Surveying the Capitol Land Reservation in Texas
Published in Southwestern Historical Quarterly • Vol. 129, No. 3 (January 2026), pp. 335–364
The text here is the original submitted manuscript. For the published version, please see Southwestern Historical Quarterly
Abstract
During the closing years of the 1870s, vast areas of public lands owned by the State of Texas remained underutilized and their value unrealized as the state exited the Reconstruction period. With the adoption of the Constitution of 1876, this asset became the focus of state efforts to develop public works. This Constitution provided for the appropriation of 3 million acres of the public domain to fund the construction of a new state Capitol, a story that many Texans know well. A lesser-known aspect of this history entails the controversies that complicated the survey project that initiated the transformation of 3 million acres of state land into the largest ranch in the world.

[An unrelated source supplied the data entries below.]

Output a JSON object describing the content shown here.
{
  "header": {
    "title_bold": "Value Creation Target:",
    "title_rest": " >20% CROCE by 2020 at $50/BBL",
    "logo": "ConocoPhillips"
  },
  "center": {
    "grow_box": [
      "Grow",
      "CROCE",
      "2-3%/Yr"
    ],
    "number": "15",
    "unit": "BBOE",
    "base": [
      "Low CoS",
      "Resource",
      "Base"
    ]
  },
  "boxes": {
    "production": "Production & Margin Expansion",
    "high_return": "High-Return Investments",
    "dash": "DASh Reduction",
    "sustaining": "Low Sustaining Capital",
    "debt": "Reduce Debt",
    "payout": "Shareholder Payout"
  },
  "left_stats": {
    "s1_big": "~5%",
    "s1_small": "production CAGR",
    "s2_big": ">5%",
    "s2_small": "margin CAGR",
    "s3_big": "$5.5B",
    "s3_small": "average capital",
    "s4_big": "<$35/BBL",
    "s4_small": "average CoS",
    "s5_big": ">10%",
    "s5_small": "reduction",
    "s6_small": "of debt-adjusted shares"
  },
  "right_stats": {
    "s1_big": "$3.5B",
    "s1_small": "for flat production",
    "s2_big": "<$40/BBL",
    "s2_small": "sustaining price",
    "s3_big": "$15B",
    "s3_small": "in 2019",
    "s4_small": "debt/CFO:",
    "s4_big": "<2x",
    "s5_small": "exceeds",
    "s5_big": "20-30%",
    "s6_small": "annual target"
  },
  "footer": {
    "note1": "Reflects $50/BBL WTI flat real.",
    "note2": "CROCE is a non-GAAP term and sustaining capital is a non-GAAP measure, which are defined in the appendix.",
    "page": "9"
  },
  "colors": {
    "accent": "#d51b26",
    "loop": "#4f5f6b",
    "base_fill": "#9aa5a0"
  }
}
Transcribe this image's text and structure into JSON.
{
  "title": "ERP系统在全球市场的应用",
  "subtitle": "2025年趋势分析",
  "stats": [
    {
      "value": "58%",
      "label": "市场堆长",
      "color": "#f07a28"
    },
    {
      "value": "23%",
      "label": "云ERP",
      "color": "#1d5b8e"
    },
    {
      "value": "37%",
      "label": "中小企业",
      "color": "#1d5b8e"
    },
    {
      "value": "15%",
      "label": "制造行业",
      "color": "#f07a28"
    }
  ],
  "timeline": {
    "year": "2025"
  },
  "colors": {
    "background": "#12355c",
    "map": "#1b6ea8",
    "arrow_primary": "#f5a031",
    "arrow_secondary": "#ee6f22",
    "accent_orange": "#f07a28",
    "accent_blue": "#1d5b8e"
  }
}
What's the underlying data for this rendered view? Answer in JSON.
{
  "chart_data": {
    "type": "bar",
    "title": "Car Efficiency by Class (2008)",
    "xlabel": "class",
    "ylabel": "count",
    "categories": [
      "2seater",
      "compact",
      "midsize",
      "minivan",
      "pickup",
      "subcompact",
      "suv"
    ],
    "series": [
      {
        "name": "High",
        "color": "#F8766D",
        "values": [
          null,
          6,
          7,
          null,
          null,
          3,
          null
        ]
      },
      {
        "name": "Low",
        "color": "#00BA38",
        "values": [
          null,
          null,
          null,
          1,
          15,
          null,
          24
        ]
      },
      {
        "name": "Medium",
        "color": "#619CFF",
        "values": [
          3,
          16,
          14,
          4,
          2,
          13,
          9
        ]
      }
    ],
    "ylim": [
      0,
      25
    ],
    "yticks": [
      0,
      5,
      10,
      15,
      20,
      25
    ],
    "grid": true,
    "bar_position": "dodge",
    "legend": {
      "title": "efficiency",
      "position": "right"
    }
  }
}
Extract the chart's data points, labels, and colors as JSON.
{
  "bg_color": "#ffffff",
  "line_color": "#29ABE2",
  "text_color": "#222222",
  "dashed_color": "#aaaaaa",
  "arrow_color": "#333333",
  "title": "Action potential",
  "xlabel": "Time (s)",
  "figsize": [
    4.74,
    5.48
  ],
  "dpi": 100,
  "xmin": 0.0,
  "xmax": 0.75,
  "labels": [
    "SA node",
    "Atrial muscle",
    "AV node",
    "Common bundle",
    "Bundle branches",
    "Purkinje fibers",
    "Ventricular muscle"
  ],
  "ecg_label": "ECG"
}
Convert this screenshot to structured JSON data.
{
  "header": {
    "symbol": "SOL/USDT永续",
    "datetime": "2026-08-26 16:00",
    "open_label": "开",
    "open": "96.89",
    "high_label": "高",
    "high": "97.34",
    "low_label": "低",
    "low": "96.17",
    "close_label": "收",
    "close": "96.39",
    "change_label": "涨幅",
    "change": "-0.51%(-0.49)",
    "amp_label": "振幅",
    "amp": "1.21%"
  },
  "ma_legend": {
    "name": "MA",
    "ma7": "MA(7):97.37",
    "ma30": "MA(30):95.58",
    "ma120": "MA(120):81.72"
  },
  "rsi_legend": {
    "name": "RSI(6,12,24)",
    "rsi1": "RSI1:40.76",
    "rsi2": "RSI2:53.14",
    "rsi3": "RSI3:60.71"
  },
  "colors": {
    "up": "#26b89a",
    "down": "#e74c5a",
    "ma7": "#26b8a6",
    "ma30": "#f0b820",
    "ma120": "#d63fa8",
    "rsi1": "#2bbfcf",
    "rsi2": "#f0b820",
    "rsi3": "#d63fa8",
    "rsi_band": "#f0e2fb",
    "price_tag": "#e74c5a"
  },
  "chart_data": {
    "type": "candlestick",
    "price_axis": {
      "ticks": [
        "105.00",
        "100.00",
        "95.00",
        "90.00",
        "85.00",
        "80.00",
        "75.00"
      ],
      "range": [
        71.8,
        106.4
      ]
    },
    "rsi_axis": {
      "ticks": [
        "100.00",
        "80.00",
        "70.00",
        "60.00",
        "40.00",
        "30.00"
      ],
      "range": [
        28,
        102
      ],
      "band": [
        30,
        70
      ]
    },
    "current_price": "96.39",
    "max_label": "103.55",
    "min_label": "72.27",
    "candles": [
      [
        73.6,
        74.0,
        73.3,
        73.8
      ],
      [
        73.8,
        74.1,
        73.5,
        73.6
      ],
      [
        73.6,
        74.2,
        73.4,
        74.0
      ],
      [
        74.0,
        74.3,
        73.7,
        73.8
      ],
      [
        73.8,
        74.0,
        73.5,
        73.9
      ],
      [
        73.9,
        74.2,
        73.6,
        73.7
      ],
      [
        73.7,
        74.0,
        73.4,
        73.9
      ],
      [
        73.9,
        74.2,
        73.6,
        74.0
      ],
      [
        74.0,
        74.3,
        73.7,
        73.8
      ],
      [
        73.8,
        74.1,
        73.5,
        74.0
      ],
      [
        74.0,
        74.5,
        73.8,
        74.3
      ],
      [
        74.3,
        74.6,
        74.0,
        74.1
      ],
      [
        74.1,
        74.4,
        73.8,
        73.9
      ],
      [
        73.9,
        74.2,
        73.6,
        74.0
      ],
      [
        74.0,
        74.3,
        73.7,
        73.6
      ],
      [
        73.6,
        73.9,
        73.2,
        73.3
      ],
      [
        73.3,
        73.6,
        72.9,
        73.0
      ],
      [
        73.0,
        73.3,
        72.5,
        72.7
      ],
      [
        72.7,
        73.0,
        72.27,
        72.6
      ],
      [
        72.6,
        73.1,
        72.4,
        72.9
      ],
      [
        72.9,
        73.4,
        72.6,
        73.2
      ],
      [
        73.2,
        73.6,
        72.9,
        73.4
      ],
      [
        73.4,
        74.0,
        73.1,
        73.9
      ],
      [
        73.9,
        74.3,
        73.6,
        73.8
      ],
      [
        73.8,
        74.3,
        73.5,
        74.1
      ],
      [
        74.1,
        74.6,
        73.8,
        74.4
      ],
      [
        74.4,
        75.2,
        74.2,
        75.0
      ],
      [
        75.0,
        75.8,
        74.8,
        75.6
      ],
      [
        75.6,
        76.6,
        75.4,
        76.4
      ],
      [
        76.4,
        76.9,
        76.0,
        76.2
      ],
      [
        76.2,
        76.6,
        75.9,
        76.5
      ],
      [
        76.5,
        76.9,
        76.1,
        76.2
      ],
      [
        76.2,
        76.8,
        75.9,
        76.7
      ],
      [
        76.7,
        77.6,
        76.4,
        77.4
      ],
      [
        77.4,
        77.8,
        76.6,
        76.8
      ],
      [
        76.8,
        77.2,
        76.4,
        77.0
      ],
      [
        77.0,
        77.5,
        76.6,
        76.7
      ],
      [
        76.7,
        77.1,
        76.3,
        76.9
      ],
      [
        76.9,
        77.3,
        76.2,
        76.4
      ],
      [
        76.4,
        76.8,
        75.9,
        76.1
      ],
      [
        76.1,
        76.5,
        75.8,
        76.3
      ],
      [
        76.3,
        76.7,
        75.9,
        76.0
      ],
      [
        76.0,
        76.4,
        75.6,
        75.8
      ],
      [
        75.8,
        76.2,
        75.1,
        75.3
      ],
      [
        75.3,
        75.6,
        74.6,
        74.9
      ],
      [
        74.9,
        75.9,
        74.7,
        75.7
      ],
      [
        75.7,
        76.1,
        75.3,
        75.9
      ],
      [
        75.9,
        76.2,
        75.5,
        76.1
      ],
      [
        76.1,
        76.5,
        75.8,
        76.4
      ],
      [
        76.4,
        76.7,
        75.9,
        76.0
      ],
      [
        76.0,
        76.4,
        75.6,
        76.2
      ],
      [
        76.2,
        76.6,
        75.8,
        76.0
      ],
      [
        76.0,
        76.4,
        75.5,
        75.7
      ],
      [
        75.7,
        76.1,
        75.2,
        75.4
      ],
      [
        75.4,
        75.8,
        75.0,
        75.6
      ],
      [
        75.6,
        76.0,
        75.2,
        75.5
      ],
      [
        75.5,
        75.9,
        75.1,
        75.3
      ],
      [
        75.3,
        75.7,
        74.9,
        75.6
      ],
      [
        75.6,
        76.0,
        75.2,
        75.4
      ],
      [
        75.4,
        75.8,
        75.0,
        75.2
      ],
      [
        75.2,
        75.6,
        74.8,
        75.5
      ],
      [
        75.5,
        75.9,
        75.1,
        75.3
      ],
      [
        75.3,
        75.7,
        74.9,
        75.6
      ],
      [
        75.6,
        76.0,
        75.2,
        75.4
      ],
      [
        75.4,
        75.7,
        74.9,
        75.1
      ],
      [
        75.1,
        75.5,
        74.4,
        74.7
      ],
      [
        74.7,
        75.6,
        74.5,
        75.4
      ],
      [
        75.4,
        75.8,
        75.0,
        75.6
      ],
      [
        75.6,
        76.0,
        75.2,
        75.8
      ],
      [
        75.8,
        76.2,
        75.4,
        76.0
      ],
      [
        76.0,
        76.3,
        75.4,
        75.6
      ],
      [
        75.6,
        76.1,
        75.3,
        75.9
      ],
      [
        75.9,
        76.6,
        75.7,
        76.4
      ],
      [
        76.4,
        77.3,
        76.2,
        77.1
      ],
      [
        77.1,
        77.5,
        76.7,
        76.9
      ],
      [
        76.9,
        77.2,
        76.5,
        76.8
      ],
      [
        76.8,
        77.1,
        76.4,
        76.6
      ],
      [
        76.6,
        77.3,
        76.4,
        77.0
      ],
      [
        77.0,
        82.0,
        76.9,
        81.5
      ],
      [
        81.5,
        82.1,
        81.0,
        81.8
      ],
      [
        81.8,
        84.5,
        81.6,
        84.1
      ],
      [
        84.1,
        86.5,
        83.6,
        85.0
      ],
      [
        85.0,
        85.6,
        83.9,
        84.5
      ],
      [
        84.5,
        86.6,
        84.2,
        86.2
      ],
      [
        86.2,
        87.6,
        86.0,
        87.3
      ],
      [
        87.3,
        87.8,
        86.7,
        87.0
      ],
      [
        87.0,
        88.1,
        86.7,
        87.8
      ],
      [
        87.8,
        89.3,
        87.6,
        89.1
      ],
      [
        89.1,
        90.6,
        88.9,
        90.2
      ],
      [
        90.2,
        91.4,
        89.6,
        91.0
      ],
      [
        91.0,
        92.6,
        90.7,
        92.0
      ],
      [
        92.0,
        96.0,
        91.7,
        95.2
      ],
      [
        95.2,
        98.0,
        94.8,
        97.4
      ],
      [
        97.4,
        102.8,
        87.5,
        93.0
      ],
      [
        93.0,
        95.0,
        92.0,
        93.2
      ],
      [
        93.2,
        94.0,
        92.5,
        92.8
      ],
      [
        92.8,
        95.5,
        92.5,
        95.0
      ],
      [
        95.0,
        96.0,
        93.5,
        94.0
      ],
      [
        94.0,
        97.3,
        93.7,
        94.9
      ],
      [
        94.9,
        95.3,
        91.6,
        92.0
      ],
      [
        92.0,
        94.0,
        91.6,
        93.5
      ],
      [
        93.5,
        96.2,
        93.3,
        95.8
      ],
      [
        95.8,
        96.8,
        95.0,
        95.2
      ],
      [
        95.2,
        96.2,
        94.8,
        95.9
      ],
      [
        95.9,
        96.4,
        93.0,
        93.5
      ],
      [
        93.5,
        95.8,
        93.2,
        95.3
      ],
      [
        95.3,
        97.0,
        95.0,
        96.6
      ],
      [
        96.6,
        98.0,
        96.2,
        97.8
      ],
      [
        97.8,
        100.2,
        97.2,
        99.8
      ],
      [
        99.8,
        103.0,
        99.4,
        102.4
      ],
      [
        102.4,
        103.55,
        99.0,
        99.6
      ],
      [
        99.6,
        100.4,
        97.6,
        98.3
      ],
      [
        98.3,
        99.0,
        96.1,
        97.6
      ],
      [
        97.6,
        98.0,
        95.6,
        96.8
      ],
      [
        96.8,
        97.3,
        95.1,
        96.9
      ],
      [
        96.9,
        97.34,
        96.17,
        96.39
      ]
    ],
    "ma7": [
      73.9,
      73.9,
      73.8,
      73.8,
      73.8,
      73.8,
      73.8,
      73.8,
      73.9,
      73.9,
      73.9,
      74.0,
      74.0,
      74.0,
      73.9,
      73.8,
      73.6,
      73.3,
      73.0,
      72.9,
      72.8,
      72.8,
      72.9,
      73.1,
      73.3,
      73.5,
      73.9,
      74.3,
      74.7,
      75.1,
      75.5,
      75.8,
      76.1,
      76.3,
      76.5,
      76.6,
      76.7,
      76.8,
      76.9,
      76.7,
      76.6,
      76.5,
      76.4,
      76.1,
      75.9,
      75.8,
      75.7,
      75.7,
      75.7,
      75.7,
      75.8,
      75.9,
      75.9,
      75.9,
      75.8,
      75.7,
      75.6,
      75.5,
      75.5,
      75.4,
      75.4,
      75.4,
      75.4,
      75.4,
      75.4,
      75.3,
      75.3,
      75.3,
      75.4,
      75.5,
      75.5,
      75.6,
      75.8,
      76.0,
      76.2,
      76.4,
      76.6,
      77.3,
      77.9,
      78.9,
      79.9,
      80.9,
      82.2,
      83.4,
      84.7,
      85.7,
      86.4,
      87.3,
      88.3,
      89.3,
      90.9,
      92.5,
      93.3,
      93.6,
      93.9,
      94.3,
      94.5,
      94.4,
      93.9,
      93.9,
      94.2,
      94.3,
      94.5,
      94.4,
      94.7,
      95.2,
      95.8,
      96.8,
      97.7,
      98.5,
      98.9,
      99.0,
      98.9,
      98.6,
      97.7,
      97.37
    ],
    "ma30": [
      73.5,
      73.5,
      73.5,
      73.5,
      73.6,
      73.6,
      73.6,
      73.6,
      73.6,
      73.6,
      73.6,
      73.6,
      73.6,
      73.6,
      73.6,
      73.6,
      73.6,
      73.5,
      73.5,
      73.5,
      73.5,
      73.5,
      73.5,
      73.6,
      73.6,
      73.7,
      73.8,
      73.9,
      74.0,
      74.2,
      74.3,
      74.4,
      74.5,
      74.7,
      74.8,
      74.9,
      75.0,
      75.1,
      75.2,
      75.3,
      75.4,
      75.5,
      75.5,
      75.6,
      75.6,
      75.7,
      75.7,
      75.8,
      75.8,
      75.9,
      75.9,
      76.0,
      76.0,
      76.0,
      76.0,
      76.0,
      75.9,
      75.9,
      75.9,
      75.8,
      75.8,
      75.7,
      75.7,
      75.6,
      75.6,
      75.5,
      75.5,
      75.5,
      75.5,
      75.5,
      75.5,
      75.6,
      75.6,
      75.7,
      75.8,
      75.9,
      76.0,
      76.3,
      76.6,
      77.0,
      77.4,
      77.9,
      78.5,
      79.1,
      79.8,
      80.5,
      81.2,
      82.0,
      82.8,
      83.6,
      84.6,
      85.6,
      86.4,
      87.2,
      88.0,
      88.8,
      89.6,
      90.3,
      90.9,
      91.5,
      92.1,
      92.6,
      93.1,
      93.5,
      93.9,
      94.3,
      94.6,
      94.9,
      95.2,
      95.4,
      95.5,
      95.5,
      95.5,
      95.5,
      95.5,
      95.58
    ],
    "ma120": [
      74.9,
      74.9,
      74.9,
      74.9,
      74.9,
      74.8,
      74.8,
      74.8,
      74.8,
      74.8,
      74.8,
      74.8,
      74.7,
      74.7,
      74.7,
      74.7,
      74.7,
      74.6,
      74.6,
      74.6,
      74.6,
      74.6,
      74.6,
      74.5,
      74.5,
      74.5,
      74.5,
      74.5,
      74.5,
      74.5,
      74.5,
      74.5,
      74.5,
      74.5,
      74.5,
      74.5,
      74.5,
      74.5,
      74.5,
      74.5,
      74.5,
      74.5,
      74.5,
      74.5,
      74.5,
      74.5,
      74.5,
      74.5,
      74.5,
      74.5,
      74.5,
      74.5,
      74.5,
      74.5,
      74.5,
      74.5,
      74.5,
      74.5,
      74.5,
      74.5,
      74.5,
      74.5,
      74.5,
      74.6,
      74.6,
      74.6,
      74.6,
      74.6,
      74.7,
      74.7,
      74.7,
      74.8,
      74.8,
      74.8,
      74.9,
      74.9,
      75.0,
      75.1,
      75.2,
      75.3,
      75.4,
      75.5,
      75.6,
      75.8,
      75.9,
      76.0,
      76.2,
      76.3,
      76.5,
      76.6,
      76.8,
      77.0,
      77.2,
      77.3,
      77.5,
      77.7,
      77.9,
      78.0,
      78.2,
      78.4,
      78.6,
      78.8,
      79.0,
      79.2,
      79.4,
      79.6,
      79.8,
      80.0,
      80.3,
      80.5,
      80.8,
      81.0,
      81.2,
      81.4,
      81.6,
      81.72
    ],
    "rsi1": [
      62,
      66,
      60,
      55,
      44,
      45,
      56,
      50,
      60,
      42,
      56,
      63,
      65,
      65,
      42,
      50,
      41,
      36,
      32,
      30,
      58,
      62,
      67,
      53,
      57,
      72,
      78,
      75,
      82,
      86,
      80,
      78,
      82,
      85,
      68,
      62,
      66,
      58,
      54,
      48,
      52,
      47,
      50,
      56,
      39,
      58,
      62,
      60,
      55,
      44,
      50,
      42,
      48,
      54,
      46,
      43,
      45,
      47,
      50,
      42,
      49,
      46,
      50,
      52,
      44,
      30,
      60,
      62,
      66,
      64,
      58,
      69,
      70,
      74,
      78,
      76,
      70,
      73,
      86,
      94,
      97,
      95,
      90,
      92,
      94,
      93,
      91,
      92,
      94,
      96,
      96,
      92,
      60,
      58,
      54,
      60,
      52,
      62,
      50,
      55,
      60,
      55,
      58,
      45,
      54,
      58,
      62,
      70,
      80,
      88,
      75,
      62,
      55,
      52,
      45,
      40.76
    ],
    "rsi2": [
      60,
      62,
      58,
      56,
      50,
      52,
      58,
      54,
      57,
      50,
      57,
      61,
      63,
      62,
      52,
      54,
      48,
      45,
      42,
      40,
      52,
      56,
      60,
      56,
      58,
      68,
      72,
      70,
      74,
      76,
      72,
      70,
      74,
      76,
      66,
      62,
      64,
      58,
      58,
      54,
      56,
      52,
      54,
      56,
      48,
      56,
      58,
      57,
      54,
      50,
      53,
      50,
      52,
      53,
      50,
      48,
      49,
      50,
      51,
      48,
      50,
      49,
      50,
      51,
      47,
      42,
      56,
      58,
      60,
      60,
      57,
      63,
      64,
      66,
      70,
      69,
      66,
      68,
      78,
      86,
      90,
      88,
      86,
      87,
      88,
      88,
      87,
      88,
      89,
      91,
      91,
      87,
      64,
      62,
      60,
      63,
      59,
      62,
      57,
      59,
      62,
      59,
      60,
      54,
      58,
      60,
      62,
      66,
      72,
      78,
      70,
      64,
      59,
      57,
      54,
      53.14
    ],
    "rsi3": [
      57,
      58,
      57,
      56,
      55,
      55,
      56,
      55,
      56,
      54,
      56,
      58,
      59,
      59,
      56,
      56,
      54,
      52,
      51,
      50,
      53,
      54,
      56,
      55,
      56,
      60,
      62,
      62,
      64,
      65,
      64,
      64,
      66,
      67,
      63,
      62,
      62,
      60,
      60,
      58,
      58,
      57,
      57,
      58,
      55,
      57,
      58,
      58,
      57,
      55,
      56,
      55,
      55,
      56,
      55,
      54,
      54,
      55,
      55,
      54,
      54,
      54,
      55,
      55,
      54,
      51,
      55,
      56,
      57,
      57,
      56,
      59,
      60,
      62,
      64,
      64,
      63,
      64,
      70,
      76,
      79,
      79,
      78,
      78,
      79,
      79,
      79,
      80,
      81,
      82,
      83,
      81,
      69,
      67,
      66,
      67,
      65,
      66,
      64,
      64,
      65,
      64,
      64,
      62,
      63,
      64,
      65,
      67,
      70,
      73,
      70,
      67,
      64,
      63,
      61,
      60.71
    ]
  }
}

Led by contractor Joseph Theodore "J.T." Munson in 1879 and 1880, the survey of what became the Capitol Land Reservation employed expert surveyors like John S. Summerfield and H. A. Wiley in the Panhandle to produce an intricate record of the vast property. A detailed survey was created, but it attracted intense legal scrutiny as potentially fraudulent practices by the firm of Gunter & Munson in Sherman came to light. More problems emerged in subsequent years as more accurate surveys uncovered significant errors in Munson's survey that affected landowners in the region as late as the 1920s.